Some mutual friends had recently notified me that Jimmy Holt, one of the state’s most popular outdoorsmen and a long-time newspaper colleague, was dealing with serious health issues and might pass at any moment.
That’s why I was surprised to get a phone call from him one morning a couple of weeks ago, a day or two after the death of my wife Mary Frances.
Jimmy offered condolences and said he how fond he was of Mary Frances and what a joy she was to be around.
We talked for 15 minutes or longer, reminiscing about our old newspaper days at The Tennessean. At one point I asked how he was doing.
“Aw, I’m hanging in,” he said, and shifted the conservation back to Mary Frances and said his prayers were with us.
A few days later I got word that Jimmy had died.
Middle Tennessee lost arguably its most popular outdoors personality and I lost a long-time friend. I wasn’t alone. Jimmy Holt was everybody’s favorite fishin’ buddy.
“Jimmy probably meant more to me personally and professionally than anybody I’ve ever known,” said Lebanon’s Jim Duckworth, a fishing guide, fishing-video producer and one of Holt’s pals for decades.
“He taught me everything I know about videotaping, he was the best fisherman I was ever around, and he was just a great all-around guy,” Duckworth said. “He had that same natural charisma that Bill Dance has – everybody who knew him loved him. Jimmy Holt had a million friends and no enemies.”
I first met Jimmy when I joined The Tennessean sports staff in 1967. At the time he was a photographer, and would go on to become the paper’s fishing writer and outdoors editor.
Jimmy was a superb photographer whose engaging personality gained him lots of behind-the-scenes access. One summer he met an aspiring young singer named Elvis Presley. Jimmy hung out around town with Elvis and accumulated a collection of candid photos.
In addition to being a newspaperman and photographer, Jimmy was also a Metro councilman and boat dealer. But it was his work on the Tennessee Outdoorsman Show, broadcast on Nashville’s PBS station from 1969-2001, for which he was most famous.
Jimmy’s wit and sense of humor made the show a long-running success. One example: Jimmy and co-host Glen Smith were taping a show on a section of Center Hill Lake known as Indian Creek when they struck up a conversation.
“Glen, I wonder why they call this place Indian Creek?” Jimmy asked.
“Gosh, I don’t know, Jimmy,” dead-panned Glen, turning his back to camera – which showed an arrow protruding from the back of his life jacket.
Such fun-loving hi-jinks didn’t distract from the fact that Jimmy was an expert outdoorsman, an avid fisherman and an authority on area waters. He caught fish – big ones and lots of them – when other anglers were getting skunked.

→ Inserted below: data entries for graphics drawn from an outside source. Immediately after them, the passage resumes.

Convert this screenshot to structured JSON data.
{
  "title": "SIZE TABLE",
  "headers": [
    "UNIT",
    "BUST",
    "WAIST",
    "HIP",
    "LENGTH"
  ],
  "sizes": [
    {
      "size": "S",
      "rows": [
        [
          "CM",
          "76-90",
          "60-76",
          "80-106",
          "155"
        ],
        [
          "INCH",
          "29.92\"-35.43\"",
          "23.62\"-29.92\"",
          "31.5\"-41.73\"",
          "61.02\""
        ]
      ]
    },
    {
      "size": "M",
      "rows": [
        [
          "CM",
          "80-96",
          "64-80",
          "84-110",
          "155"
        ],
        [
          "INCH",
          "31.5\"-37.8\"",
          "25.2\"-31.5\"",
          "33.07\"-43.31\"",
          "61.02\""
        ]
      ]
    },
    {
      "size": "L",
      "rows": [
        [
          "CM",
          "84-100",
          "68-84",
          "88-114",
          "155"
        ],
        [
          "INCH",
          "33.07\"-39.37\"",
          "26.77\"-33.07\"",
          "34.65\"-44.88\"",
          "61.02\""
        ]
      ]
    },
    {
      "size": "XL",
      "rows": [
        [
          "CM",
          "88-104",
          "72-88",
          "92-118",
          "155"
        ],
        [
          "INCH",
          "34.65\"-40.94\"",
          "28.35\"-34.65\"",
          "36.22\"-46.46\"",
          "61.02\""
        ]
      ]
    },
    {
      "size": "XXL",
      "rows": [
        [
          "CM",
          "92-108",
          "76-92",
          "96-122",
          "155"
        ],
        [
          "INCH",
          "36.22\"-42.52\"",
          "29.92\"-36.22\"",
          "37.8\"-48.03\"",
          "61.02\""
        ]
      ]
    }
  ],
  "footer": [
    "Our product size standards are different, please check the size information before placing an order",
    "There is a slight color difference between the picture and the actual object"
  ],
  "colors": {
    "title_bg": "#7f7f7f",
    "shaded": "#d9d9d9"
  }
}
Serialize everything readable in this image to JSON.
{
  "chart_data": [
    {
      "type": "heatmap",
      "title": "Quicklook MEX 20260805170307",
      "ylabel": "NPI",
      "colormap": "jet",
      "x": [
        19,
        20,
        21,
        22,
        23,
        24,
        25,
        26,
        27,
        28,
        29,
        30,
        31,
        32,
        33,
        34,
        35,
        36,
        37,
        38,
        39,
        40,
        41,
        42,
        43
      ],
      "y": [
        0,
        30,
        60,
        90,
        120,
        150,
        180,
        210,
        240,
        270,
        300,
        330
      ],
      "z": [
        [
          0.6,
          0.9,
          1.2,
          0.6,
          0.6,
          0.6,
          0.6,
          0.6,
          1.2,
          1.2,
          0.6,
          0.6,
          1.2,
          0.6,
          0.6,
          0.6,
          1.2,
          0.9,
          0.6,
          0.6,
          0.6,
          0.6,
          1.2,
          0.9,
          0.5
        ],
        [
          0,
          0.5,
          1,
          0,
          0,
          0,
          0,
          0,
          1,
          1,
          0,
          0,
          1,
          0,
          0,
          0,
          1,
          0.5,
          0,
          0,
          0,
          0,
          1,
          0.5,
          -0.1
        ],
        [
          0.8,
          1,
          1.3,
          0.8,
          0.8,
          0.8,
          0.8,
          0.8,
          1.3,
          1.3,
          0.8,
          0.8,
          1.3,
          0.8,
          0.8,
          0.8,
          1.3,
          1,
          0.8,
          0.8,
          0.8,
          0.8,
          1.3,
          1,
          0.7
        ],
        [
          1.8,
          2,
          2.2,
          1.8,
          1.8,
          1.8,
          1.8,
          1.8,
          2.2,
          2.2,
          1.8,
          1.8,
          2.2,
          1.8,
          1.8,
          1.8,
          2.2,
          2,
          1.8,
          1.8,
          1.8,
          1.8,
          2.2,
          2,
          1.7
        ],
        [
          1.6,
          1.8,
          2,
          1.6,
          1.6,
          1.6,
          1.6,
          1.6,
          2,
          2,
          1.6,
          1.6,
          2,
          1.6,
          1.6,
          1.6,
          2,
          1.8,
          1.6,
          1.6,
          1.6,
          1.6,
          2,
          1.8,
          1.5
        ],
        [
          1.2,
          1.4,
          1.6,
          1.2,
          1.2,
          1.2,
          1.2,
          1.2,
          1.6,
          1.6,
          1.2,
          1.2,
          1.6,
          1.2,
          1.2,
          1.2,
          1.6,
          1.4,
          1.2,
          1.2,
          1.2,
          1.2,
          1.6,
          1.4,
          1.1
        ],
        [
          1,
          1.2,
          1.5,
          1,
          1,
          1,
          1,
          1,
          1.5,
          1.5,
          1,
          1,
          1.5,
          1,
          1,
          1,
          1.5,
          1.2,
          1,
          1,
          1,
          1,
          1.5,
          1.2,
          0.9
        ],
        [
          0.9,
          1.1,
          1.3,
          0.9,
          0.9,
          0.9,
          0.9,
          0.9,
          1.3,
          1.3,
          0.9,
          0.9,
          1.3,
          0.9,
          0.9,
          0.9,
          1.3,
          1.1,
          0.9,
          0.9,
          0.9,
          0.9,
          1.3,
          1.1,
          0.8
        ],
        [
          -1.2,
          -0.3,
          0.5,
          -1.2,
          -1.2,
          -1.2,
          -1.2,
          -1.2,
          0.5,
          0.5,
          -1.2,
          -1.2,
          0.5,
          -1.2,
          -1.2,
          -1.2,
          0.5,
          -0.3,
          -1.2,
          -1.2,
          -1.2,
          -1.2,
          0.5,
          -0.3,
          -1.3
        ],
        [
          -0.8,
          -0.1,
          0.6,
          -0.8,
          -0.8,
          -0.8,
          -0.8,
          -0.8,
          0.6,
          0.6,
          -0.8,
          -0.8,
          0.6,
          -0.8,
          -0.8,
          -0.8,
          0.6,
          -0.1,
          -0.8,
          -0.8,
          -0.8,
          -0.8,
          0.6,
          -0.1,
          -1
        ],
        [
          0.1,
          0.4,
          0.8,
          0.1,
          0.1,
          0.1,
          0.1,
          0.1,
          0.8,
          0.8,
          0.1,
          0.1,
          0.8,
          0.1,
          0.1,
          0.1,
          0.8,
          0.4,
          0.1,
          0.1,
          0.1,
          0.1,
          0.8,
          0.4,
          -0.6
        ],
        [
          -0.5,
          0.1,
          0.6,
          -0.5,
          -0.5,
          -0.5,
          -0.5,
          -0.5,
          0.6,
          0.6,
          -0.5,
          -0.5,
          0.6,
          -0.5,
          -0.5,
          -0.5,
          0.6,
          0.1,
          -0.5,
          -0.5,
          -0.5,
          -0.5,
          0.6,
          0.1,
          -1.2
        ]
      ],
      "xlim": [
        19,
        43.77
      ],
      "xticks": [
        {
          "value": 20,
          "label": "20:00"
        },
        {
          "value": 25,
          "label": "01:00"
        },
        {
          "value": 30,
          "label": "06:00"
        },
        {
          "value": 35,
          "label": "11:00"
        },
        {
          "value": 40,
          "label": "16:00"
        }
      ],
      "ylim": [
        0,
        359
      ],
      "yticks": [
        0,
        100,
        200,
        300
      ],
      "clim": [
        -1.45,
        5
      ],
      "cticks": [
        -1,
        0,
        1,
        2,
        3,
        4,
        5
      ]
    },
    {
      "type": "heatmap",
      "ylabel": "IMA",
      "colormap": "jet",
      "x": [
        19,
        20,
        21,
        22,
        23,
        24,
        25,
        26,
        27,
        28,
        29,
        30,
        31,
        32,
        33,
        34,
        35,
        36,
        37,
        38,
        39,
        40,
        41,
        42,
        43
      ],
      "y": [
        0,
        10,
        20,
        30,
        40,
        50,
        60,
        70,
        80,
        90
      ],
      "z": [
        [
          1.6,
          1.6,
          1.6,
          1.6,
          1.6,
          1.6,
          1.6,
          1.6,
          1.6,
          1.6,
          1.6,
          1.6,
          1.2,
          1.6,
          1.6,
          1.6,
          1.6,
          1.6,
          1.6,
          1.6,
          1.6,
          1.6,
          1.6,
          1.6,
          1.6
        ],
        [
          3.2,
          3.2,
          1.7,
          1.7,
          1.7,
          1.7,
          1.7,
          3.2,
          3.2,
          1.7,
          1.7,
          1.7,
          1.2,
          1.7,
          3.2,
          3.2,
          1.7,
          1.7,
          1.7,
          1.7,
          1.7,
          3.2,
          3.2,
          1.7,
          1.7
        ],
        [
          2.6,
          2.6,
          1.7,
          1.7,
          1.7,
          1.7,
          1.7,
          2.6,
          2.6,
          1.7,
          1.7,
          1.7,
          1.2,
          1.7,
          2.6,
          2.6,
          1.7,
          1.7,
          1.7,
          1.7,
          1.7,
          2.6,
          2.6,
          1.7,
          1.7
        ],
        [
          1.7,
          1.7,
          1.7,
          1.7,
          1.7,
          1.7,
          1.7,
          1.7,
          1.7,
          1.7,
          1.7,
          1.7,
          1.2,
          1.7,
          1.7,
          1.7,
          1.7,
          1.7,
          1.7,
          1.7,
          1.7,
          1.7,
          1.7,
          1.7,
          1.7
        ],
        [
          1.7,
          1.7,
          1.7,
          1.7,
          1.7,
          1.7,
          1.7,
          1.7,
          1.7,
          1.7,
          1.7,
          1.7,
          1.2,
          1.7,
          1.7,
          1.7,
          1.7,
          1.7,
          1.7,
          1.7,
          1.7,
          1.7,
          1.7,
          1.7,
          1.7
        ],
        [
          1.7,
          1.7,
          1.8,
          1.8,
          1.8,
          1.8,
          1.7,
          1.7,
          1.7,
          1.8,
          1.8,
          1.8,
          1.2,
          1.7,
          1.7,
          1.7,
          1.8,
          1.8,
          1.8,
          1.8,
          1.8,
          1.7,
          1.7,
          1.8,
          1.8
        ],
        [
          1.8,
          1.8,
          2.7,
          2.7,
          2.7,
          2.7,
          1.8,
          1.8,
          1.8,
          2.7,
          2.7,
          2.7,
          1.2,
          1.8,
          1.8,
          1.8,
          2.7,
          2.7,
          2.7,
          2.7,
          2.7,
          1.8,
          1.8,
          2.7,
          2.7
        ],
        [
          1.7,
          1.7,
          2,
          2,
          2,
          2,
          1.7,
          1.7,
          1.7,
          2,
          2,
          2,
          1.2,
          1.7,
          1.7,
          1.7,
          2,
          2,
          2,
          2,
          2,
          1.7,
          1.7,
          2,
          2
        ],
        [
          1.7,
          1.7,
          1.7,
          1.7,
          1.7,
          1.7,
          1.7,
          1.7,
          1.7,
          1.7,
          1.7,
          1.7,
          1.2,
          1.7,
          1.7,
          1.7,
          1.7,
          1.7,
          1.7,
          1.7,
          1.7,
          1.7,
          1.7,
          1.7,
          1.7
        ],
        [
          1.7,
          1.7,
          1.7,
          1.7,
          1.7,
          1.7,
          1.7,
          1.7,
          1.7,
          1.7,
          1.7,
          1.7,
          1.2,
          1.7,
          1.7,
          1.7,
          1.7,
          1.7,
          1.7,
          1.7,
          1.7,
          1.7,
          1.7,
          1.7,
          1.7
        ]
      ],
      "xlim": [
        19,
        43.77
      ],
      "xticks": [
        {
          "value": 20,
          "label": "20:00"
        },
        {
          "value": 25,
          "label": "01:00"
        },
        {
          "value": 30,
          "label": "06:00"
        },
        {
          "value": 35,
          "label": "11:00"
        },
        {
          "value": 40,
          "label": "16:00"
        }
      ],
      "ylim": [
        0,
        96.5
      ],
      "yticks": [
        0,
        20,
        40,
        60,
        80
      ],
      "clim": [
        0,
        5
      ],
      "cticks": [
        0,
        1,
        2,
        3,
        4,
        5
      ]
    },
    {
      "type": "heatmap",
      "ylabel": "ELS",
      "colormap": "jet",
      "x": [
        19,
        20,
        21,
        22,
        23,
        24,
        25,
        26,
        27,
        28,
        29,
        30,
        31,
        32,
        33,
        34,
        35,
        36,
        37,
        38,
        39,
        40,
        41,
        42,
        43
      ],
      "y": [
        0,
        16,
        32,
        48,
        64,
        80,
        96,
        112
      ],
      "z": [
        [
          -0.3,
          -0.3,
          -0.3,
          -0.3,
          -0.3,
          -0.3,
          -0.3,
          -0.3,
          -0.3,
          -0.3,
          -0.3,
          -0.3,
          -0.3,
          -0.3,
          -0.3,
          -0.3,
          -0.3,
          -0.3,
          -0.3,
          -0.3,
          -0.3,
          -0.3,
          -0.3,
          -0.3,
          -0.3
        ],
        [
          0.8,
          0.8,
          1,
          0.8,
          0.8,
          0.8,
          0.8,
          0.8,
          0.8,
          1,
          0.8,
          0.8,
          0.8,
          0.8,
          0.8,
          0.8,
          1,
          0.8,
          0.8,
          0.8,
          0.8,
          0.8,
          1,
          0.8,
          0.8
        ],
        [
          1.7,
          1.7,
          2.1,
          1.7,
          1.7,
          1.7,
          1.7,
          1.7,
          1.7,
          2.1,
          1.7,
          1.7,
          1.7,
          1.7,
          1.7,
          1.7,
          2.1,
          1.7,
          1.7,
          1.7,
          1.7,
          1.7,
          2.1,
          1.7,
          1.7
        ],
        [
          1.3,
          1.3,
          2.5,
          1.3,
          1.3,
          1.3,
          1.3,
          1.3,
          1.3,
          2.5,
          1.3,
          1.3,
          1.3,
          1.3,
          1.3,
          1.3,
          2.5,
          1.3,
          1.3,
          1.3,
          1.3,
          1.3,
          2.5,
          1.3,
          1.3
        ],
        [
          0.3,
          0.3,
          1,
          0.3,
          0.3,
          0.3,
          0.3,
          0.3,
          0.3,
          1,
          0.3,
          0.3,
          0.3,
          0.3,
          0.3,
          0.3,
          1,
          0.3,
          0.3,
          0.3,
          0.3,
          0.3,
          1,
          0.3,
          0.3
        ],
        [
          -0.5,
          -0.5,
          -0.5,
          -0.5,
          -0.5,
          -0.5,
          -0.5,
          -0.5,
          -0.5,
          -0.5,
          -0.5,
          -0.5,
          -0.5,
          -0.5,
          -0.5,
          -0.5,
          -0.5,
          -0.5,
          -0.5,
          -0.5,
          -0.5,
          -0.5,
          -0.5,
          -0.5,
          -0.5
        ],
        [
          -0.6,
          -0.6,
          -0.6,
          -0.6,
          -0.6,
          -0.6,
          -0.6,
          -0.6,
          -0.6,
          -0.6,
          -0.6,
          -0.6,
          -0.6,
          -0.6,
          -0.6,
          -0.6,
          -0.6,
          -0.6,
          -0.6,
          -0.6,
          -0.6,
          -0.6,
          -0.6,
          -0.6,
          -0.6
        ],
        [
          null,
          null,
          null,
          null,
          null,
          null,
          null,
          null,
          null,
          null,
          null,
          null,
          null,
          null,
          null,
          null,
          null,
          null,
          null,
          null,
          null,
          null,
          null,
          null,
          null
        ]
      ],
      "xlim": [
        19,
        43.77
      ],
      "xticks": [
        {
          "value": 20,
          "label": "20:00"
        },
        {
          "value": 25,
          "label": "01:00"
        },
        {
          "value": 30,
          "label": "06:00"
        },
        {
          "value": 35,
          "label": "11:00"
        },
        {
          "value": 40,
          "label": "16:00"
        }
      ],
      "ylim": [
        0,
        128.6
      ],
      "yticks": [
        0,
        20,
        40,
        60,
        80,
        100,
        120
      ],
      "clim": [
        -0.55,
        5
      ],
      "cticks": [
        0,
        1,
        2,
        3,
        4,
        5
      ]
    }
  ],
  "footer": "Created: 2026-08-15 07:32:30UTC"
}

Jimmy was also a dedicated duck hunter. During waterfowl season Jimmy and Tennessean owner Amon Evans would disappear for weeks, hunting out of Amon’s duck camp in West Tennessee.
After Jimmy retired from the Tennessean I eventually took over the outdoor editor’s job and we stayed in contact over the years. Usually we talked about fishing or newspapering. Fittingly, our final conversation was about Jimmy’s concern for others – his mourning the passing of Mary Frances and his concern about how I was doing.
Now, after a half-century’s friendship, Jimmy Holt is gone. He’ll be missed here, but the angels are going to hear some great fishing yarns.